Universal? What about Jewish or Muslim diners? Turkey bacon, I say.
Comfort food goes with the cooler weather we are having, so my thoughts turned to meatloaf and then on a recipe of Gordon Ramsay’s Kitchen Nightmares we saw him put bacon wrapped meatloaf on the menu. “Wow,” thought, “wonder if we can make bacon meatloaf taste good without turning the air blue with profanity….” And so we rose to the challenge, and our dinner plan was made.
The recipe we adapted combines bacon as the meatloaf hugger; a sweet ketchup glaze, and fried onions left over from Thanksgiving – cheers to the website selfproclaimedfoodie.com for the inspiration. It’s a basic meatloaf recipe and feel free to adapt it to your favorite add ins, but we kept it pretty basic.

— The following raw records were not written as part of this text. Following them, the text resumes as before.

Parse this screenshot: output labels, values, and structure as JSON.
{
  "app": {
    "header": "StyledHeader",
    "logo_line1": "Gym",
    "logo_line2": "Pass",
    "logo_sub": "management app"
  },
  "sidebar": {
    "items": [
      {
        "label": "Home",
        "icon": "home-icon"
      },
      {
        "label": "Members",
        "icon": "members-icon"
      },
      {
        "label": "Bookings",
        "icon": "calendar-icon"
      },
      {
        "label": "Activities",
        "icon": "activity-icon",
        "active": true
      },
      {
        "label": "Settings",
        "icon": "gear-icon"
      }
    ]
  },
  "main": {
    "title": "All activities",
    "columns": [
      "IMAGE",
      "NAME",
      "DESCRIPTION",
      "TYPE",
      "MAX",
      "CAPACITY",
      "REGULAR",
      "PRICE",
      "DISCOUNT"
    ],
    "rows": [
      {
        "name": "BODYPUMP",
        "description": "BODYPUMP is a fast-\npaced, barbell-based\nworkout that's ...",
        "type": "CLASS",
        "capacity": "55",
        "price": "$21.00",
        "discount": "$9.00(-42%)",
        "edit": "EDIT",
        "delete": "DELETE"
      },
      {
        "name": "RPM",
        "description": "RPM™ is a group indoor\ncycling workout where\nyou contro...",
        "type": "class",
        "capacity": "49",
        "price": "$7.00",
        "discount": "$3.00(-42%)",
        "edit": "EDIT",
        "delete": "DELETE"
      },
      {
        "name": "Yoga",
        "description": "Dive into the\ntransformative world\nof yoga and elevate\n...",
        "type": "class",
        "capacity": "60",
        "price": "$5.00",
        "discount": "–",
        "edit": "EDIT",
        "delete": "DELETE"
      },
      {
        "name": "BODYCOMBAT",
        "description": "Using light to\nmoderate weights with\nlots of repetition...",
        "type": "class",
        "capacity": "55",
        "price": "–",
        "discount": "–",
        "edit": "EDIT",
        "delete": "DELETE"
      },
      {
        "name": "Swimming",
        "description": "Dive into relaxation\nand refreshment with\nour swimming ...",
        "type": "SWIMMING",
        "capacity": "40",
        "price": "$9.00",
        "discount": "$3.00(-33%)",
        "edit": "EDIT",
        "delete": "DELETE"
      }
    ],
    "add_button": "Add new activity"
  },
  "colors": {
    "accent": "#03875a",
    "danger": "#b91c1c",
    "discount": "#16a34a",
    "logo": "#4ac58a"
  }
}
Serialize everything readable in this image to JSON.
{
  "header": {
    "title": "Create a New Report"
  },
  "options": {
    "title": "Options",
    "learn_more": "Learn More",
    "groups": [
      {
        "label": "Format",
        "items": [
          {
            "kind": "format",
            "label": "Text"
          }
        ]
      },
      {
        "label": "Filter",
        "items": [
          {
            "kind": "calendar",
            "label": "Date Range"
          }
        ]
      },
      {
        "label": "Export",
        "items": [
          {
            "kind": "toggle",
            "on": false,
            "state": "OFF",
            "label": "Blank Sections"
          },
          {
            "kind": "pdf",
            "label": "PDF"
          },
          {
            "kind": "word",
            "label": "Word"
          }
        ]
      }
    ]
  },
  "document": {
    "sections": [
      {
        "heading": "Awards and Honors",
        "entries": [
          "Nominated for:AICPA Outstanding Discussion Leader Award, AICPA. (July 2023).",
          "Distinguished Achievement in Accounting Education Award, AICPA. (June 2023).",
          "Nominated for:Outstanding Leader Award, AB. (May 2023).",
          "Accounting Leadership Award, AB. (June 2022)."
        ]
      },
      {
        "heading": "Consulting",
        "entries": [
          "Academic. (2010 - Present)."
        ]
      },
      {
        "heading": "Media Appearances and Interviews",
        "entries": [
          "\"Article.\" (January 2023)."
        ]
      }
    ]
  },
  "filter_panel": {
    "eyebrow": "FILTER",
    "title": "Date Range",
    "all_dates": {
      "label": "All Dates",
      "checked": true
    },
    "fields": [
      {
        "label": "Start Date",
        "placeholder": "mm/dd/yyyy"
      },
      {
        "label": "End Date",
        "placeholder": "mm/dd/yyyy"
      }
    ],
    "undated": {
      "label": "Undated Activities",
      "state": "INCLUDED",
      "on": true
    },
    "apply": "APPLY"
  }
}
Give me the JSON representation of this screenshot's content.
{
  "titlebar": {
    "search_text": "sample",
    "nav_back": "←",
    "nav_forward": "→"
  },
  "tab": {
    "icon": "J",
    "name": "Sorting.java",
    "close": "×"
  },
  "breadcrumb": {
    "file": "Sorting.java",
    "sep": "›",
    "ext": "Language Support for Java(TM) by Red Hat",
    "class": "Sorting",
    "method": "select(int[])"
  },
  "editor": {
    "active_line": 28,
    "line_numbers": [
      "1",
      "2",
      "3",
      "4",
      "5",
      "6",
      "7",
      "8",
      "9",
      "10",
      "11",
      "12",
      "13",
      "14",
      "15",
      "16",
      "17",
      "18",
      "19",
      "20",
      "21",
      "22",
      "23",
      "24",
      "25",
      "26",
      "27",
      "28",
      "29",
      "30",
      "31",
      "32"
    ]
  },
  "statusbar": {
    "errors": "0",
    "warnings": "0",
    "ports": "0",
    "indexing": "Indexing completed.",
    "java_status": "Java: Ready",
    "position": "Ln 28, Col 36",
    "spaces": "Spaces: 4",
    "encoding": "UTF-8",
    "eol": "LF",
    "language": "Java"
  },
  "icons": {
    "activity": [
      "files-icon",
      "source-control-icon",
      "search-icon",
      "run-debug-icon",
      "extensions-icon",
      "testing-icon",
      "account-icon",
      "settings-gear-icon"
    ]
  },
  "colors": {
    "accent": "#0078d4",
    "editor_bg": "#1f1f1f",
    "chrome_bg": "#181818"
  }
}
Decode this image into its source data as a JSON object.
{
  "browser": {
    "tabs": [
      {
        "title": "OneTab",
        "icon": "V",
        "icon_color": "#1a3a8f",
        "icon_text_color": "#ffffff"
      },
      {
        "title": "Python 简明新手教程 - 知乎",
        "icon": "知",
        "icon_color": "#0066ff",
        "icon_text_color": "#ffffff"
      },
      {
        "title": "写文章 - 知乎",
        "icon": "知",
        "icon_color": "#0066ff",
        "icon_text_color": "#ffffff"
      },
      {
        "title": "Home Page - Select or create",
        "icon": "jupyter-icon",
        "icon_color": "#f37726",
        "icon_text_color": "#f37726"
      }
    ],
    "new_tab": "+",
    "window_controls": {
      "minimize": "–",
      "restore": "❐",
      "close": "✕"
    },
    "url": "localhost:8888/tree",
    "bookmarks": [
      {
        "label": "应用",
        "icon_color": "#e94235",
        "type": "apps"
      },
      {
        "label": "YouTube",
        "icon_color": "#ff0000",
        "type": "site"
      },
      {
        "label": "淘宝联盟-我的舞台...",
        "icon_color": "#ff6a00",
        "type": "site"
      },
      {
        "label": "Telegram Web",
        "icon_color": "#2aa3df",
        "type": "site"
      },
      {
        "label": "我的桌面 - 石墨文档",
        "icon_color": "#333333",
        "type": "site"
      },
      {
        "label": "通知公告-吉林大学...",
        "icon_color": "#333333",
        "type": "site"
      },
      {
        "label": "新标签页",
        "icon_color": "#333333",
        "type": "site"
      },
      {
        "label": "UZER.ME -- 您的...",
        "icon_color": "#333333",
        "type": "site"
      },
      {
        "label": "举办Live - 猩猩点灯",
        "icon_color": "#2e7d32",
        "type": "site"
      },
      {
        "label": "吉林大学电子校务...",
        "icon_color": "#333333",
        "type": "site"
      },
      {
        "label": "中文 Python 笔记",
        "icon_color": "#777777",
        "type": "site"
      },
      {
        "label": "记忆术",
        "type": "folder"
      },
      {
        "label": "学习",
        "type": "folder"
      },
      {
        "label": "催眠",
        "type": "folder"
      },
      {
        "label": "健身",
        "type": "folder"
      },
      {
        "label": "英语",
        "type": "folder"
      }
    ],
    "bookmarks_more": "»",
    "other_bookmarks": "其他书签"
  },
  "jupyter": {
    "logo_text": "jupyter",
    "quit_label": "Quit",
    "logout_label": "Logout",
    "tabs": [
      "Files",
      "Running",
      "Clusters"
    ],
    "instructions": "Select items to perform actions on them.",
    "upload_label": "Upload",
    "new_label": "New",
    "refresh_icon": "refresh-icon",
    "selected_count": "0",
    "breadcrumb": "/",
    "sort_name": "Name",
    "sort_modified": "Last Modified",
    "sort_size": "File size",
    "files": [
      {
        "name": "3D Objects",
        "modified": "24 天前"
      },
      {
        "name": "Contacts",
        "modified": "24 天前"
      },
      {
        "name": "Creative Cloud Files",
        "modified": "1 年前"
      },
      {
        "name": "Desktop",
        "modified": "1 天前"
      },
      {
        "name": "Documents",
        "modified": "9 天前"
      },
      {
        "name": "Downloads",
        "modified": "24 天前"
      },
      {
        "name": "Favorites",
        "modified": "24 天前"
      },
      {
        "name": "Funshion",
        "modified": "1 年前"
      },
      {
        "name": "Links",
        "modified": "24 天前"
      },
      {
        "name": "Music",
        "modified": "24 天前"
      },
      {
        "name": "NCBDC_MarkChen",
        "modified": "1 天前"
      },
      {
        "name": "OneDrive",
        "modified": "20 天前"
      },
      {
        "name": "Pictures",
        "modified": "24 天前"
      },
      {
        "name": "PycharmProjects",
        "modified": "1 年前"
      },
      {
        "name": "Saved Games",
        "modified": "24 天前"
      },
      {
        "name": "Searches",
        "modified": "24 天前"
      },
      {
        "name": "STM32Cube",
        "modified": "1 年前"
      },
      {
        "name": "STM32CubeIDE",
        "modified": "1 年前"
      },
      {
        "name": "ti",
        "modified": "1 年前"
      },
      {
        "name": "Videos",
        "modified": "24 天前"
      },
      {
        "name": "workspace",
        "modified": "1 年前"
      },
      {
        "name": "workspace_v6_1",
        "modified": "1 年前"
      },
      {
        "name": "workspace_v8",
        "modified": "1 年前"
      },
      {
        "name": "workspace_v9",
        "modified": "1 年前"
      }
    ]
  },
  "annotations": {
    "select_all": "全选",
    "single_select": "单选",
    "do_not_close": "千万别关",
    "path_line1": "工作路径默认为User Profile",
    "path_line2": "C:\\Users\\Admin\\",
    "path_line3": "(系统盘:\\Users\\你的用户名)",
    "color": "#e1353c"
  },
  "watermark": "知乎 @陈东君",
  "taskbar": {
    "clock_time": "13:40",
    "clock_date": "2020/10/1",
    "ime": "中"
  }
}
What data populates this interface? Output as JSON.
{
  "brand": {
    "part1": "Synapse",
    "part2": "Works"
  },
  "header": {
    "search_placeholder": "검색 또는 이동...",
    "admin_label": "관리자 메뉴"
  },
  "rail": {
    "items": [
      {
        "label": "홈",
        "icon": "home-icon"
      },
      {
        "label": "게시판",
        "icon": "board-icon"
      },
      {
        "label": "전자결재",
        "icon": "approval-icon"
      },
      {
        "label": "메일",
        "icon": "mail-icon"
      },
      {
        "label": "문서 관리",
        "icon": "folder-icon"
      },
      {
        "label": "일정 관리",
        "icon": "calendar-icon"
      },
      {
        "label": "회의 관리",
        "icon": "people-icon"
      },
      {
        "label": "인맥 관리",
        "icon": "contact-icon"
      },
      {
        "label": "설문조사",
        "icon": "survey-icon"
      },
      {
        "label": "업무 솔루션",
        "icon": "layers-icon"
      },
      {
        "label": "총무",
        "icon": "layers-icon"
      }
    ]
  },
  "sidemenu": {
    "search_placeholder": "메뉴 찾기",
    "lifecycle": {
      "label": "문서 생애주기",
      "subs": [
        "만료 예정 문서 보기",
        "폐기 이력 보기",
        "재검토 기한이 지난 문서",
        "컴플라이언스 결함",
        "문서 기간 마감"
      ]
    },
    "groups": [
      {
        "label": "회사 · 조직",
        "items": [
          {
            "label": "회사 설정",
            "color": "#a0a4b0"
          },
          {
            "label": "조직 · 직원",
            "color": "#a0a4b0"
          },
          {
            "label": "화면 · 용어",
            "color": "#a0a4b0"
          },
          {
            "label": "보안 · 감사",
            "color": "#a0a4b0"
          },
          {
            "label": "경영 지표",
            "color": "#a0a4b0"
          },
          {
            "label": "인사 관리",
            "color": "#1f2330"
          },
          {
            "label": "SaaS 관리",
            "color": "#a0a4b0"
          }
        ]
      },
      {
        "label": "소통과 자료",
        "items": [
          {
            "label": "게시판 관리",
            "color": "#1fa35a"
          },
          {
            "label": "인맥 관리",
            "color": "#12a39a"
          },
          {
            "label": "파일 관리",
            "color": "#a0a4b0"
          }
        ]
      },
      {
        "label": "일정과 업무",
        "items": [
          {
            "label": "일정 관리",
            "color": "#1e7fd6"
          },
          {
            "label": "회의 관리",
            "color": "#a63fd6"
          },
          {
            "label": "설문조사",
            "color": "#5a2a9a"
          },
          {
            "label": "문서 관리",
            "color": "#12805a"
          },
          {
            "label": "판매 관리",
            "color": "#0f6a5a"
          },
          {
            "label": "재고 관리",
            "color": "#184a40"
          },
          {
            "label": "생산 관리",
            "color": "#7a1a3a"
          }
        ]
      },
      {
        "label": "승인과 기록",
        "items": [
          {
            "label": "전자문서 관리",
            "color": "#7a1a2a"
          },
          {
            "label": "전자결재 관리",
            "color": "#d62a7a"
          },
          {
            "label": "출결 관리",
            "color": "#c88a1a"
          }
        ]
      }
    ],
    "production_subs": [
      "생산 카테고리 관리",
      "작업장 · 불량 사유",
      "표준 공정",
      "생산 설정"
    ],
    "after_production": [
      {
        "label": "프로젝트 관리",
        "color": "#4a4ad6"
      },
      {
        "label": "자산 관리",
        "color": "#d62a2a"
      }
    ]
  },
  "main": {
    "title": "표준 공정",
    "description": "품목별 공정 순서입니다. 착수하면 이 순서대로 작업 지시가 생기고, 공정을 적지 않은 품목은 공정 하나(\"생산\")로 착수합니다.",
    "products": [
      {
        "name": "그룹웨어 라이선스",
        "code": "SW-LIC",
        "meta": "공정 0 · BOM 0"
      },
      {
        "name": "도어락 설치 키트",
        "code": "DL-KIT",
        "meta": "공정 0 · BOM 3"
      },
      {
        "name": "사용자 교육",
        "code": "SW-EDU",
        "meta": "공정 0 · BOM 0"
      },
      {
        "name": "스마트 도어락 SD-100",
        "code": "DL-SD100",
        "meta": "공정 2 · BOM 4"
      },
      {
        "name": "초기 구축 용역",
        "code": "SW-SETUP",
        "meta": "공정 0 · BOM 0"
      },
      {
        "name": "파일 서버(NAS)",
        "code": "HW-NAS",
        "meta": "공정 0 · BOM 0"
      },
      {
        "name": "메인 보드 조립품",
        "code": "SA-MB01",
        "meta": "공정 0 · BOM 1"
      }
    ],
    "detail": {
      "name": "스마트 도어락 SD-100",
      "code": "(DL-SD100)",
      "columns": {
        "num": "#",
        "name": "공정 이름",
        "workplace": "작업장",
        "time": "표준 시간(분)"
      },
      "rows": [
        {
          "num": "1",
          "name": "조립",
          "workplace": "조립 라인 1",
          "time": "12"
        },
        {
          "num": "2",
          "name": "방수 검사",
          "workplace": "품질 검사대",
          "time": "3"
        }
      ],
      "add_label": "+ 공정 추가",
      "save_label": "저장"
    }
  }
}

For 6 mini meatloaves, start with about 1 ½ pounds of ground meat – I like beef and pork but you can sneak some turkey in here. You can use straight turkey or chicken, but I suggest adding plenty of chopped and sautéed mushrooms to add some heft and extra moisture. Chop an onion and 2 cloves of garlic; saute the onion first for 3 minutes and add the garlic for 2 minutes more. Dump this in a bowl with the ground meat; a cup of breadcrumbs; a cup of milk; an egg to glue it all together; a heavy dash of Worcestershire and some thyme or parsley (or both). Note there is no added salt – between the Worcestershire and the bacon you won’t need it.
Shape the glop with your hands and don’t pack it too tight. Wash your icky hands and wrap a piece of raw bacon like a porky belt. You can put this in big muffin cups, but I agree with the blogger that this is a guaranteed grease bath, so haul out the hero parchment and line a rimmed baking sheet. Make sure it is rimmed – you’ll hate yourself otherwise.
Combine a mug full of ketchup (bout ½ cup) with a tablespoon of mustard and a tablespoon of brown sugar for the classic glaze. Top the meatloaves with this.
These take about an hour and a quarter to bake. After an hour, crown the loaves with a handful of canned fried onions for crunchy wonderfulness. You’ll know these are ready when the bacon is crisp.
Any green or yellow veg goes with this; and we also chopped up some potatoes and put them in the oven for the last 40 minutes of baked time tossed with olive oil and a little onion powder. Always, always make extra potatoes as long as you are baking – it takes a minute to chop an extra potato and you will thank yourself when you reheat them in the oven for breakfast the next day. Just reheat them in foil for 10 minutes and enjoy. Comfort food for two meals is a great thing.